Lawyers for the company trying to expand the Paulding county airport believe it is Delta airlines. They have attorney client logs, draft resolutions written by Delta attorneys, and even a podcast to back up their claim.
But, during arguments before a panel of judges, lawyers argued the Committee to Protect Paulding County has a first amendment right to remain anonymous.
In 2013, the Paulding county commission announced plans to turn its small airport, Silver Comet Field, into one large enough to handle commercial jets.
But, an anonymous grassroots committee appeared on the scene to fight the proposed expansion. And Silver Comet wants to force that committee to identify its financial backer.
“It is Delta who is behind all of this. They are the man behind the curtain who has been pulling the strings,” said Silver comet Terminal Partners lawyer Tony Cochran.
Cochran, arguing before a panel of Georgia Court of Appeals judges, said Delta airlines is the power and money behind the Committee to Protect Paulding County.
“They keep saying they are a grassroots organization. They are AstroTurf manufactured by Delta airlines in the corporate office,” said Cochran.
In 2013 the Paulding commission announced that Silver Comet Terminal Partners would bring commercial jets to the Paulding County airport. An agreement, many in the county, felt was underhanded.
Two years later, a new set of commissioners led by Todd Pownall and Vernon Collett introduced a resolution to effectively kill the expansion.
Ultimately, a law suit was filed by Paulding County against Silver comet Terminal Partners. Silver Comet wants the Committee to Protect Paulding County to identify whether Delta Air Lines financially supported the committee. That issue is now before the Georgia court of appeals.
The committee attorney, Tippi Burch, told judges the committee is entitled, under the 1st amendment, to participate and have anonymous speech.

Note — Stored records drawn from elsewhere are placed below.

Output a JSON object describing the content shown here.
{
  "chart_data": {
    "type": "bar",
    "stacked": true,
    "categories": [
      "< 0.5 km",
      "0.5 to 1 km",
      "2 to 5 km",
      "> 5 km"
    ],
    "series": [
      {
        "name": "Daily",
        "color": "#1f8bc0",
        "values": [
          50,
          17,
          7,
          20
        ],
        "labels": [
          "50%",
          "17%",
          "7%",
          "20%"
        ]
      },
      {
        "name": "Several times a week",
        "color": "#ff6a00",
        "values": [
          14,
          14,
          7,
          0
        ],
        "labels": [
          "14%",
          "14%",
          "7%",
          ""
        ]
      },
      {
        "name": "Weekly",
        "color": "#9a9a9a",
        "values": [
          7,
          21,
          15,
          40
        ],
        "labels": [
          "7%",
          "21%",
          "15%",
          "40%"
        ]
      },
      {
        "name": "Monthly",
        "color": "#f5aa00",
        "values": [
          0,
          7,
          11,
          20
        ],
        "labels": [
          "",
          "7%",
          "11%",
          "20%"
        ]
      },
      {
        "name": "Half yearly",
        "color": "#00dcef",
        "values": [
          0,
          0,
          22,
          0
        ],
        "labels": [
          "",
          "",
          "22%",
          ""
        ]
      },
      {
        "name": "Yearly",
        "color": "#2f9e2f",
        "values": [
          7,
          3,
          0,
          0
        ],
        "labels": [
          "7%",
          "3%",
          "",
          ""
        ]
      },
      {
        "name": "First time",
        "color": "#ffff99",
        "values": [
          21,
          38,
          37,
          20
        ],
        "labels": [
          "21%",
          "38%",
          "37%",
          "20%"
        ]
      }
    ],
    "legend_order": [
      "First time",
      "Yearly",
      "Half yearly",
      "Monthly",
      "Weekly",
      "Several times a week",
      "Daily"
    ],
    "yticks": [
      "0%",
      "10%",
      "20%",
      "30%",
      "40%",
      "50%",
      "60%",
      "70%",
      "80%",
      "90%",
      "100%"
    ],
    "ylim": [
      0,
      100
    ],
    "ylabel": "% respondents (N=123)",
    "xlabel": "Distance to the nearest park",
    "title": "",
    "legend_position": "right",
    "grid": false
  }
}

Burch argued the first amendment protects anyone who sets up a grassroots nonprofit like the Committee to Protect Paulding County. Especially in a high profile political battle.
“You can certainly see where there are situations, including this one where you may not want the community to know what side of an issue you fall on,” said Burch.
Tony Cochran, Silver Comet's attorney argued the committee supported new anti-airport expansion commissioners and then helped those commissioners craft legislation to kill the deal.
“Chip Lake said there wasn't but one purpose of this committee. Kill commercial service,” said Cochran.
But attorney Don Geary, representing the treasurer of the committee, argued it doesn't matter who created the committee. His reasoning: because the Paulding county commission - not the committee - voted to effectively kill the airport expansion.
“All they want to do, as the judge, they want to get into court and they want to scream. Delta, the big corporation stopped Paulding County from getting rich. They want to do David and Goliath,” Geary said after the hearing.
A ruling is not expected for four or five months. All three of the Paulding County Commissioners who voted to effectively kill the airport expansion face opposition in the upcoming primary.